Personal information
- Born: 4 October 1995 (age 30) Ringwood, Victoria, Australia

Sport
- Sport: Field hockey
- Position: Defender
- Club: Kew-Boxhill Hockey Club

Senior career
- Years: Team / Caps / Goals
- 2014: NT Stingers / 6 / 0
- 2015–2018: VIC Vikings / 16 / 7
- 2019–: HC Melbourne / 2 / 2

National team
- Years: Team / Caps / Goals
- 2015–2016: Australia U–21 / 17 / (2)
- 2018–: Australia / 50 / (4)

Medal record
Men's field hockey
Representing Australia
Olympic Games
| Silver medal – second place | 2020 Tokyo | Team |
Commonwealth Games
| Gold medal – first place | 2022 Birmingham | Team |
FIH Pro League
| Gold medal – first place | 2019 Amstelveen |  |

= Joshua Simmonds =

Australian field hockey player (born 1995)

Joshua Simmonds (born 4 October 1995) is a field hockey player from Australia.

==Personal life==
Joshua Simmonds was born and raised in Ringwood, Victoria.

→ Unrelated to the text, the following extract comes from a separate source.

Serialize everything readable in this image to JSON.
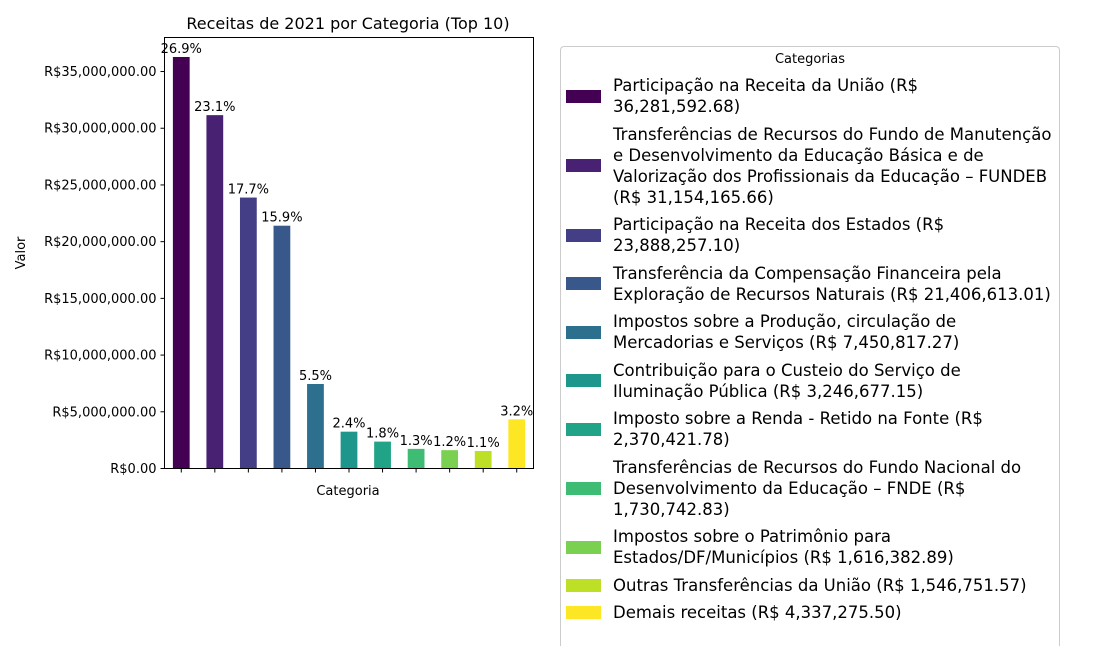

He is a member of the Victorian Institute of Sport, and has referenced Floyd Mayweather as his sporting hero.

==Career==
===Club level===
At club level, Joshua Simmonds plays hockey for KBH Brumbies in the Victorian Premier League. He has also played for YMCA Coastal City Hockey Club in the Western Australia Premier Competition.

===State level===
Throughout his youth, Joshua Simmonds represented his home state, Victoria, in all domestic competitions.

In 2014, Simmonds was recruited by the NT Stingers in the Australian Hockey League as an import player. Following his AHL debut for the Northern Territory, Simmonds returned to play for the VIC Vikings from 2015 onwards. This included winning the championship at the 2016 edition.

Following the overhaul of the AHL in 2018, Simmonds was selected to represent HC Melbourne in Hockey Australia's new domestic league, Hockey One, in 2019.

===National teams===
====Under–21====
Joshua Simmonds made his junior international debut for the Australia U–21 side in 2015, at the Sultan of Johor Cup, where the team finished fifth.

In 2016, Simmonds went on to represent the side again; at the Sultan of Johor Cup and Junior World Cup.

====Kookaburras====
Following two years in the national development squad, Simmonds made his senior international debut for the Kookaburras in 2018 during a test match against Argentina in Darwin, Northern Territory. He then went on the represent the team during the International Hockey Open. In November 2018, Simmonds was named in the Kookaburras squad for the 2019 calendar year.

Simmonds started 2019 in the Kookaburras team during the FIH Pro League in Melbourne, Victoria. Simmonds continued to represent the team during the Pro League, culminating with a gold medal in Amstelveen, following a 3–2 win over Belgium.

Simmonds was selected in the Kookaburras Olympics squad for the Tokyo 2020 Olympics. The team reached the final for the first time since 2004 but couldn't achieve gold, beaten by Belgium in a shootout.